Voy a lanzarme a la cabeza, al cuello, al rostro, a los ojos, pero será difícil verlo. Estamos en algún lugar muy oscuro y la luz interior del coche está apagada. Él la ha apagado para meterme y sacarme del vehículo sin que nadie lo viera, y pienso que no ha apagado el motor, y debe de haber dejado su puerta abierta porque el coche emite un pitido de advertencia. El motor está retumbando con fuerza, y suena diferente, como si tuviera el pie en el acelerador, pero no es así tampoco, y no está dentro del coche. No entiendo lo que estoy oyendo, y me aferró al asa de acero con fuerza, como jamás antes he asido un bisturí.
Como si fuera algo con lo que apuñalar y dar tajos.
—Esto es propiedad privada —dice, y me doy cuenta de que no me habla a mí.

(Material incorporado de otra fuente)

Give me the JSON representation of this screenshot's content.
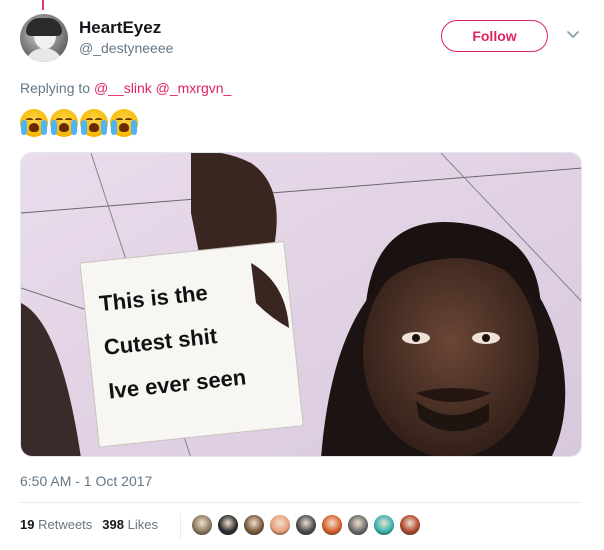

Me siento en el suelo y tengo listo el bisturí, y advierto la presencia de una gran cantidad de camiones, camiones blancos de diferentes tamaños con la leyenda «Crystal Carbon-Two» y un logotipo pintado, y en la distancia se ven las luces de la pista de aterrizaje y la torre de control de tráfico aéreo de Logan.
Nos hallamos en un muelle, justo enfrente desde el aeropuerto, en una península del Parque Marino Industrial donde el buque Comfort, un buque hospital naval de Estados Unidos está en dique seco, pintado de blanco y con una orgullosa cruz roja contra el cielo oscuro. Y luego le veo a él iluminado por los faros, cegado por el resplandor, frunciendo el ceño, enfurecido. Sostiene una botella pequeña y un trapo que es tan grande como un pañal, y se aleja del vehículo y echa a correr y arroja la botella contra el pavimento, y el trapo flota en el aire como si fuera un fantasma mientras él corre.
Abro la puerta de atrás y salgo con paso inseguro, con los pies descalzos y entumecidos, y en un abrir y cerrar de ojos la pista donde hemos aparcado se convierte en una confusión de luces de emergencia estroboscópica, coches de la policía, sirenas, y él corre hacia un viejo depósito de ladrillo cerca del agua y Marino y Lucy se le echan encima.
Cae, cae de cabeza, como si estuviera buceando en el asfalto, o tal vez Lucy le ha puesto la zancadilla, no lo puedo decir con seguridad. Pero Marino se le ha lanzado encima, lo golpea y le grita, y luego una joven se me aparece como por arte de magia. Por un instante, me pregunto si estoy soñando otra vez.